Ma réponse est partiellement « non » pour la simple et bonne raison que la possibilité de la rechute n’est pas effacée par l’abstinence. Par contre, on peut affirmer dans le prolongement de ce que nous venons d’examiner que l’abstinence c’est la santé de l’addict. On retrouve ici Canguilhem : « Guérir, malgré des déficits, va toujours de pair avec des pertes essentielles pour l’organisme et en même temps avec la réparation d’un ordre. A cela répond une nouvelle norme individuelle. Combien il est important de retrouver un ordre au cours de la guérison, cela ressort de ceci que l’organisme semble avant tout tendre à conserver ou acquérir certaines particularités qui permettent de le faire. Ce qui revient à dire que l’organisme semble viser avant tout l’obtention de nouvelles constantes. » Si l’abstinence comporte une part de guérison, ce serait précisément dans sa capacité à devenir une norme. Sauf que cette norme n’est pas nouvelle, car on était abstinent sans le savoir, avant que l’addiction ne se déclare. En revanche, l’abstinence s’accompagne d’une nouvelle normativité : elle s’instaure, a fortiori, dans le long terme, avec une nouvelle manière de vivre, dans le souvenir de la souffrance des addictions, avec lesquelles il faut prendre et imposer de la distance.
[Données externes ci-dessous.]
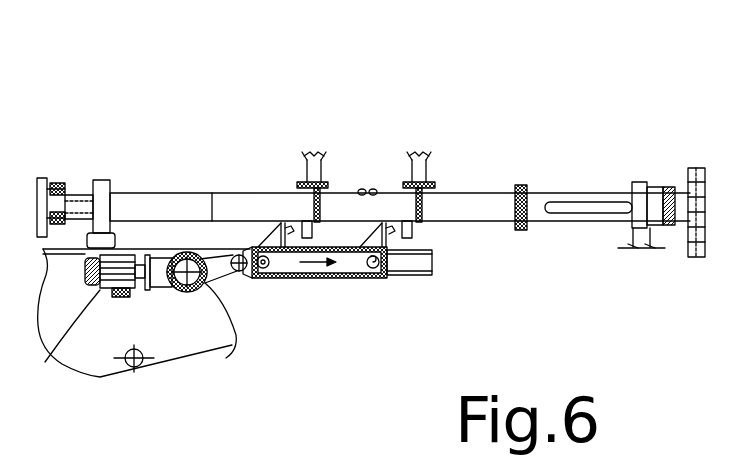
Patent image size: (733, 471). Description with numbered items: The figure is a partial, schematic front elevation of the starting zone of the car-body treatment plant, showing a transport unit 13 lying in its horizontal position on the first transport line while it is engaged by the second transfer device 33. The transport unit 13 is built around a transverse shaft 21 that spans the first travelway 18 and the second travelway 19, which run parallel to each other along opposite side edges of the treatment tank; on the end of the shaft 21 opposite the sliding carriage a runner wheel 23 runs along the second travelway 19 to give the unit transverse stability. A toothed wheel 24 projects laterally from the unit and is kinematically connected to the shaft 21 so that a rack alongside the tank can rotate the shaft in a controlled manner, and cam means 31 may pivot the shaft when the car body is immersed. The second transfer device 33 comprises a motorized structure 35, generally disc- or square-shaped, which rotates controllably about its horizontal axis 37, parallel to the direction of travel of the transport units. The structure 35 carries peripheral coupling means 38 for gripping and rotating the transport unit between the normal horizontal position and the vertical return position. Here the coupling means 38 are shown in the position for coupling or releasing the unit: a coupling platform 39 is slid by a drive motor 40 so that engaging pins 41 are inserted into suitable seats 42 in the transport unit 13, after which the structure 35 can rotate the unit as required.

The transport unit 13 is at (488, 162).
The first travelway 18 is at (632, 230).
The second travelway 19 is at (113, 237).
The transverse shaft 21 is at (485, 212).
The runner wheel 23 is at (103, 180).
The toothed wheel 24 is at (697, 167).
The cam means 31 is at (50, 158).
The second transfer device 33 is at (166, 382).
The structure 35 is at (193, 342).
The horizontal axis 37 is at (122, 365).
The coupling means 38 is at (336, 288).
The coupling platform 39 is at (382, 276).
The drive motor 40 is at (87, 272).
The engaging pins 41 is at (290, 222).
The seats 42 is at (318, 232).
La santé psychique en devenir
La santé de l’addict se réalise pleinement dans l’abstinence, mais pas sans instauration d’une série de normes nouvelles qui doivent être pérennes. La santé devient le socle fondamental sur lequel il faut se reconstruire pour avancer, à défaut de ne pouvoir jamais reculer dans le temps. Tout l’appareil psychique tend vers une économie de la stabilité qui doit résister aux cycles du craving, besoin irrépressible et besoin saisonnier. Les outils thérapeutiques non chimiques prennent ici toute leur importance. C’est précisément sur ce terrain que ma fragilité est la plus forte. Fragilité que ma prise en charge de quatre semaines dans une clinique spécialisée se devra de combler, par l’apprentissage du vivre avec (l’abstinence) le vivre sans (produits). C’est en définitive vers un dépassement du normal et du pathologique que doit se restaurer la santé psychique, dépassement par synthèse créatrice, évolution vitale individuelle, existentialisme personnel et phénoménologie du soi. Voilà le programme de mes prochains mois.